“玉大人怎么看起来气色不太好,”柳吾善端详了一番,得出一个结论,“是昨晚忙着查案没睡好吗?”
玉流不想多提:“差不多。”
“玉大人真是辛苦了。”
玉流咬紧牙根:“不辛苦。”
见柳吾善还要问,玉流有点烦,她是有两只耳朵,但没有两个脑子,转头压在唇珠上:“嘘!”
柳吾善哦哦点头,也伸头继续看。
两个人跟叠猫一样趴在拐角的地方,玉流在上方,柳吾善在下方。
“咦,我怎么看敏郎气色不错,特别的,意气风发,春风满面?”
柳吾善细细评价:“你看他站立的姿势,脸上的笑容,嘴角的弧度,眼尾的纹路,等一下——这种神态,好像,好像——”
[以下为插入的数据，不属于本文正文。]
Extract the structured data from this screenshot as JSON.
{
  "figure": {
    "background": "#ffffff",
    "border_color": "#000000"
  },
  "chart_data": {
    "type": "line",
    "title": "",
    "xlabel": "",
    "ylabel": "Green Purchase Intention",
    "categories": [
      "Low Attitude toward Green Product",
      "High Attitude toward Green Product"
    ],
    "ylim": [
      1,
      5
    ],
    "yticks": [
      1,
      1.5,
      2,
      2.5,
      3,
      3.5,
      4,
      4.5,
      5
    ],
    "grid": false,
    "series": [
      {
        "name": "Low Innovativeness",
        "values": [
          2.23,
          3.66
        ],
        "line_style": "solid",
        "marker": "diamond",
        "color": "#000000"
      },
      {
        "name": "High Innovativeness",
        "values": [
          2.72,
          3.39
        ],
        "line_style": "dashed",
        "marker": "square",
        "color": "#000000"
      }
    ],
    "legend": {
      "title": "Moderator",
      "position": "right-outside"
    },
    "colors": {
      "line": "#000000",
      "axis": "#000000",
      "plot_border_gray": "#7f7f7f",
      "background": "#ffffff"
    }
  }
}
玉流一掌拍在柳大人的脑袋上,她才不管什么不尊老,什么失礼数:“嘘!”
那边的卢主簿还在劝说:“……那要不要去医馆看看?”
“啊,不用,不用。”他身上的痕迹可不是能让老道的郎中看见的,而且他也不太舍得让别人看。
敏郎婉拒:“我休息几天就好了。”
“那也行,你自己注意点,年轻人别不在意小毛病,老了就后悔了,”叮嘱好,卢主簿又问,“那你砍柴是要做什么?”
“打水烧水。”
“这么一大早上?”
敏郎低头:“嗯,大人累了一个晚上了。”
玉流痛苦:好了,我不听了,你们不要再说了。